Well, you never know...


----------



## caddy (Nov 15, 2006)

Wow ! I love to hear stuff like this. Kids are a blessing aren't they? I can't wait for Grandkids in a few years. We need another Art Linkletter Type show. Something like that would go over well if done right. Just have to find the right guy to do it!



Scott said:


> We are studying the Proverbs during family worship. We had done one of the ones on adultery. That night my 5 year old son prayed, "Dear God, please bless me, help me not commit adultery, and help me not blow spit bubbles."
> 
> It was funny thinking of a 5 year old having trouble with adultery.
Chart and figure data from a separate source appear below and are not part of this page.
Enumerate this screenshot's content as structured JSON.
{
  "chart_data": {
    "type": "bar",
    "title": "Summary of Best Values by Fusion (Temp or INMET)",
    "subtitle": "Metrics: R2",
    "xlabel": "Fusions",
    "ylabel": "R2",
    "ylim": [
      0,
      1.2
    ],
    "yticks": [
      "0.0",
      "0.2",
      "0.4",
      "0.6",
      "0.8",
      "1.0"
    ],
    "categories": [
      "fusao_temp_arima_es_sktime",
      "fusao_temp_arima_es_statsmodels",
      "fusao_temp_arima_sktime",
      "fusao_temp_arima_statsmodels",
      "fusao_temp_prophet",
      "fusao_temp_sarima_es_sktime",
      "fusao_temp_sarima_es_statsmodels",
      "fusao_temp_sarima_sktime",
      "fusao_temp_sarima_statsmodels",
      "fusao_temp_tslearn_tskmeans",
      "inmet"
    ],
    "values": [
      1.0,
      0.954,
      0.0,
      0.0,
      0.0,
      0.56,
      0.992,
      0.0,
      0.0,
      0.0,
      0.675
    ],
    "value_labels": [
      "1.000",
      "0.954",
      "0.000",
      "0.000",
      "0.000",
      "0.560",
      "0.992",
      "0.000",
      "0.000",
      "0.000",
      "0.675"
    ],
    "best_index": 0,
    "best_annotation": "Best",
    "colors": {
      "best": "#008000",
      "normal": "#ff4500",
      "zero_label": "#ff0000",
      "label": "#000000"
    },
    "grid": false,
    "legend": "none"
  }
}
It was also funny that the way he said it made it sound like adultery and blowing spit bubbles were on the same level.
> 
> Also, my two year old picked up on one of the Proverbs in her prayers and she now regularly includes in her prayers "please help me not pay other people's debts." She prays for it so regularly you would think it was a big struggle for her!


----------